Mais, politiquement, on a du mal à voir comment les positions actuelles seraient compatibles avec une sortie négociée. Le risque, pour l’Eurogroupe, est de voir l’intangibilité de l’Euro remise en cause et, de proche en proche, un mécanisme de dissolution de la zone euro se mettrait en place. Il est clair qu’en même temps que la Grèce, ou immédiatement après, ce serait le tour de Chypre. Comment les investisseurs réagiraient-ils alors, et ne peut-on penser qu’ils estimeraient que le Portugal et l’Espagne sont les prochains sur la liste. Puis, une fois ces pays de fait contraints de sortir, ce serait le tour de l’Italie et de la France. Ceci fait d’une sortie non négociée, le « GREXIT conflictuel », une hypothèse hélas bien plus probable. La Grèce ferait alors défaut sur sa dette (comme la Russie a fait défaut en 1998). Les pays de la zone Euro bloqueraient la circulation des « euros » grecs sur leur territoire et la Grèce se verrait obligée de la renommer drachme. Le problème de la stabilisation de la drachme se poserait alors, et la Grèce devrait très probablement avoir recours à l’un des grands pays des BRICS (la Chine ou la Russie) pour la constitution d’un fond de stabilisation. L’impact sur la zone Euro d’une sortie conflictuelle de la Grèce serait encore plus fort que dans le cas de la « sortie de velours ». Cette sortie conflictuelle serait un immense et flagrant aveu d’échec des institutions européennes.
On peut donc penser que les pays de l’Eurogroupe feront tout pour éviter d’en arriver là.

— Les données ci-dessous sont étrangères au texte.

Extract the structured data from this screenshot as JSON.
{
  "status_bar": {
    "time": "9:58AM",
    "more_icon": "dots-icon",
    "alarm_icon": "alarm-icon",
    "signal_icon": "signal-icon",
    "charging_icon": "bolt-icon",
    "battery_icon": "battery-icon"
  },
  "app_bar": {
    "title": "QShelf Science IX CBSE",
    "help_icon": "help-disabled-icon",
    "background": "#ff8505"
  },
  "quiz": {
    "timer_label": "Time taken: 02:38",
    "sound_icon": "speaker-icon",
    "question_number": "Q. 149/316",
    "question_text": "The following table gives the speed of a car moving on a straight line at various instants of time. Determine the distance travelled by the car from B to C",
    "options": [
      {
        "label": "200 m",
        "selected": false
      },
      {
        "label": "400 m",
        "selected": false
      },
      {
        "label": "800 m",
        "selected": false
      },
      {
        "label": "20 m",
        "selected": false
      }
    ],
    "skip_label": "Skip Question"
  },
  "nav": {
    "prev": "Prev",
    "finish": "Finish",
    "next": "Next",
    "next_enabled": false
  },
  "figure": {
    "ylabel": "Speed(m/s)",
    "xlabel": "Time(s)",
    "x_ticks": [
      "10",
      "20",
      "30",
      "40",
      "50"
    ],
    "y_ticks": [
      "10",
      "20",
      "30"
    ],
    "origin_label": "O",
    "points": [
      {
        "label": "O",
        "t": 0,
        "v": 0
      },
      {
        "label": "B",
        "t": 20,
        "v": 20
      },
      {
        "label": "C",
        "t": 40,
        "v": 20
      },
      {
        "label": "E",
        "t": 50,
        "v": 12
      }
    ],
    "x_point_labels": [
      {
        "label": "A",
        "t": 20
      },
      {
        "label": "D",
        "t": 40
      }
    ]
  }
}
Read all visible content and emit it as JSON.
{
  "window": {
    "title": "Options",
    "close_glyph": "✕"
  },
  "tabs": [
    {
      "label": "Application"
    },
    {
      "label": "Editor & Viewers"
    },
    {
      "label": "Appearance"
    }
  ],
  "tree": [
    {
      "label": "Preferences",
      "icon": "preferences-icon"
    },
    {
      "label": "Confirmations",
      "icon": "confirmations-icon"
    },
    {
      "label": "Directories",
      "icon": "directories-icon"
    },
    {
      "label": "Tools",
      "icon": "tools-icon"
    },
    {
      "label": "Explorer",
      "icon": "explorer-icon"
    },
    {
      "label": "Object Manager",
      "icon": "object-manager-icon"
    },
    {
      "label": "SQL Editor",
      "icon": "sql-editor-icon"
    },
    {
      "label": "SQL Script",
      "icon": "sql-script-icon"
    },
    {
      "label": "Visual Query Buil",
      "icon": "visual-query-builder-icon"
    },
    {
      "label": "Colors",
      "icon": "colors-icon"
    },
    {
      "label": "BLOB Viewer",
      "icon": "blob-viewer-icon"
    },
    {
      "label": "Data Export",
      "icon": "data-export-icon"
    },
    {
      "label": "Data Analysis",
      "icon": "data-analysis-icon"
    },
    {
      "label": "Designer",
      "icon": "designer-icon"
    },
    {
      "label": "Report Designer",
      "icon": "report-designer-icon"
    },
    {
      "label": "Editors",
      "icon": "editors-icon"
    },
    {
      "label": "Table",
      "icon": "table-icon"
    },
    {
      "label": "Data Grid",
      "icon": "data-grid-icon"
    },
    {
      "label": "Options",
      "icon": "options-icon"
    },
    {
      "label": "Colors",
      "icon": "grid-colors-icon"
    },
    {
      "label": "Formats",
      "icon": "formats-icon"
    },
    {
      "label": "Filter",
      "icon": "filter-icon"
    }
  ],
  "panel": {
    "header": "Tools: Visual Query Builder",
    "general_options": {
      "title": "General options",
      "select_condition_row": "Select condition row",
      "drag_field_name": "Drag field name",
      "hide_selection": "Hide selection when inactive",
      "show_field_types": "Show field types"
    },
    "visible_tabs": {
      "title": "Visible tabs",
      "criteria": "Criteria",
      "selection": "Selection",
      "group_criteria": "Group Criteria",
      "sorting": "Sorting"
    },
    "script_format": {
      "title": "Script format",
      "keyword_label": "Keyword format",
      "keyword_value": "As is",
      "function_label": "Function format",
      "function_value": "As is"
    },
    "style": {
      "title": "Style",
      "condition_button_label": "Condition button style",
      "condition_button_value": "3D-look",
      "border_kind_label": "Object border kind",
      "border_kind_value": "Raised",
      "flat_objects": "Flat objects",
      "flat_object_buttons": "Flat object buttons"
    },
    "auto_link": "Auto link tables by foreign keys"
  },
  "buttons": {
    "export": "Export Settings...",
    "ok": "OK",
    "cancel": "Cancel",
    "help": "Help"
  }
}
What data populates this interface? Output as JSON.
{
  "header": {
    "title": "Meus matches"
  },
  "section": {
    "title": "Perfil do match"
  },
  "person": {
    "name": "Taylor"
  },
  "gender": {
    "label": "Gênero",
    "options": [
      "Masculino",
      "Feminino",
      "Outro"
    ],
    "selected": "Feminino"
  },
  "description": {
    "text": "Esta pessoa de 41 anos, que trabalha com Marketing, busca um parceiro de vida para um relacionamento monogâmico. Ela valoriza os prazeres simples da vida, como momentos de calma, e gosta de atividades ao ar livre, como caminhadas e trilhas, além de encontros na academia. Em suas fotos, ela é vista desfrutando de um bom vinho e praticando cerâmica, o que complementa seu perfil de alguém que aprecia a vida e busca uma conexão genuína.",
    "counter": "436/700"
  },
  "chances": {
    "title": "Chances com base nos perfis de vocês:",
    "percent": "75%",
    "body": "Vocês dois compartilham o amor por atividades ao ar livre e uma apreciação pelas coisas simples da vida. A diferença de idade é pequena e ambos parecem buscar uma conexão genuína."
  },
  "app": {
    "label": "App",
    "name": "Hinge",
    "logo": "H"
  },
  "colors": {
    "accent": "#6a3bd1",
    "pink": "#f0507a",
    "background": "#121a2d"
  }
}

Mais, d’un autre côté, ils ne peuvent – ni pour certains ne veulent – transiger sur l’austérité. Et c’est ici que se révèle la nature très perverse de l’Euro. Conçu politiquement comme devant être le couronnement de la construction européenne, il s’avère être en réalité le pire des poisons au sein de l’Union Européenne. Il est en train, d’abord à petit feu mais désormais de manière de plus en plus rapide et évidente, de tuer l’UE. Les politiques mises en place pour sauver l’Euro s’avèrent à la fois inefficaces et un déni profond et constant de la démocratie. Elle provoquent une polarisation de plus en plus violentes des pays les uns contre les autres.

Une conclusion s’impose

Le cas de la Grèce est évidemment emblématique. Ce qui se joue dans ce malheureux pays nous concerne tous et, j’ose le dire, aura une influence sur notre propre sort. La liberté et la démocratie jouent leur peau à Athènes. Comme à Marathon, comme à Salamine, oui, l’histoire pour un fois repasse les plats même si le barbare vient désormais du Septentrion. Si nous ne mettons pas fin rapidement à l’expérience malheureuse de la « monnaie unique », il est à craindre qu’elle ne nous entraîne vers des catastrophes inouïes.

[1] Blanchard O. et D. Leigh, « Growth Forecast Errors and Fiscal Multipliers », IMF Working Paper, n°13/1, janvier 2013.